In conclusion, we have identified strong candidates for modifying TAA severity. This study identifies candidates consistent with existing knowledge of TAA pathogenesis as well as new genes and pathways suggesting novel mechanisms. Together, these hypothesis generating findings initiate a path toward risk stratification through genetic testing at an early stage of disease and identifying novel therapeutic targets.
Supplementary Material
Acknowledgments
We thank the Heart Institute Research Core (recruitment), the Genetic Variation and Gene Discovery Core (sequencing), Phil Dexheimer, Osniel Ramos-Gonzales, and Amy Opoka for their assistance.

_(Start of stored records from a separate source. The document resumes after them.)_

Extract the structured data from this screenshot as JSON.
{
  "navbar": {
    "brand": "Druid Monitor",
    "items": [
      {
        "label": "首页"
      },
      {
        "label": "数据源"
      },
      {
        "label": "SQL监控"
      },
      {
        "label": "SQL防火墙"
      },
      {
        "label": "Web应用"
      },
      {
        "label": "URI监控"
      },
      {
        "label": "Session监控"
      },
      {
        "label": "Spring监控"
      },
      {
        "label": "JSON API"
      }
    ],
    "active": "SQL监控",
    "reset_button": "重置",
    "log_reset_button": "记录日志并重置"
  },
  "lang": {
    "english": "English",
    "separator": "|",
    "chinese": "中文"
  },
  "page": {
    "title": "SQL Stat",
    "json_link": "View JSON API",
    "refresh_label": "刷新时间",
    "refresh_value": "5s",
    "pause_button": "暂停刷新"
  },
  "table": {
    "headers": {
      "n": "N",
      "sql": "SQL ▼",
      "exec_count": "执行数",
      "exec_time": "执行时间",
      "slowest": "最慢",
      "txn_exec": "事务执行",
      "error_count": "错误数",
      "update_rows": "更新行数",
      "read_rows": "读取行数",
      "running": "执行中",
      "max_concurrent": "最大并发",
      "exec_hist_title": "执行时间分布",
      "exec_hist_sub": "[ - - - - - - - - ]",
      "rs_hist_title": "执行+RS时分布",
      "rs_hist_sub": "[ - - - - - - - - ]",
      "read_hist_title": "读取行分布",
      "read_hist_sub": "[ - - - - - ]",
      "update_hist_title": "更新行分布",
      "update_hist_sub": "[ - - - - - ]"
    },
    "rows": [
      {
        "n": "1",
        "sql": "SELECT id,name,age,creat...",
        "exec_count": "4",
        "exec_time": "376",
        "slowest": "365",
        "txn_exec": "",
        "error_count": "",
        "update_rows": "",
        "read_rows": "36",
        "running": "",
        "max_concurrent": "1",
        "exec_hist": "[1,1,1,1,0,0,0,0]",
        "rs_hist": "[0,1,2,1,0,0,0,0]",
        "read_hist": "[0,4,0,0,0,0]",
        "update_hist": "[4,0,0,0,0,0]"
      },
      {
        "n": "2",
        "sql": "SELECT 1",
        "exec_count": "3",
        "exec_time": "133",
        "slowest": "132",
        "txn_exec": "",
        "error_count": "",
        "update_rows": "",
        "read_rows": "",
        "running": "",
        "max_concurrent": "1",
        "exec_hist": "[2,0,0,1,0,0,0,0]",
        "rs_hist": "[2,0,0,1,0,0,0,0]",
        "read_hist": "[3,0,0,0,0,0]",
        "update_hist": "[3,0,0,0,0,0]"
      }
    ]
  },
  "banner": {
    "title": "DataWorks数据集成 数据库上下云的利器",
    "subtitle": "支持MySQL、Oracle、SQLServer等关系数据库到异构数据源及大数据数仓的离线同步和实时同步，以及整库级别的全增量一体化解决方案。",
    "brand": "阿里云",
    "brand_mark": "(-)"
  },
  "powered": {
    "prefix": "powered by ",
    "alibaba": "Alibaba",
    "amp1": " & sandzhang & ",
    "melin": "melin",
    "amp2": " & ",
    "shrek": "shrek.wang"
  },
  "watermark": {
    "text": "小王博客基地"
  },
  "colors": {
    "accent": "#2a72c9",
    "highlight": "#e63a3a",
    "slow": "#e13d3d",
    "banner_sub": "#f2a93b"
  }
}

Sources of Funding: This study was supported by a National Institutes of Health (Bethesda, MD) K12HD068371 (BJL), a Burroughs Wellcome Fund (Research Triangle Park, NC) Clinical Scientist Award in Translational Research #1008496 (SMW), and an American Heart Association (Dallas, TX) Innovative Research Grant 14IRG18830027 (RBH).
Abbreviations
- ARS
aortic replacement surgery
- CTD
connective tissue disorder
- ECM
extracellular matrix
- GO BP
Gene Ontology Biological Process
- MFS
Marfan syndrome
- MRI
magnetic resonance imaging
- SKAT-O
optimal unified sequence kernel association test
- TAA
thoracic aortic aneurysm
- TGFβ
transforming growth factor beta
- WES
whole exome sequencing
Footnotes
Disclosures: The authors declare that they have no conflict of interest.
Human subjects/informed consent statement: All procedures performed in studies involving human participants were in accordance with the ethical standards of the institutional and/or national research committee and with the 1964 Helsinki declaration and its later amendments or comparable ethical standards. Informed consent was obtained from all individual participants included in the study.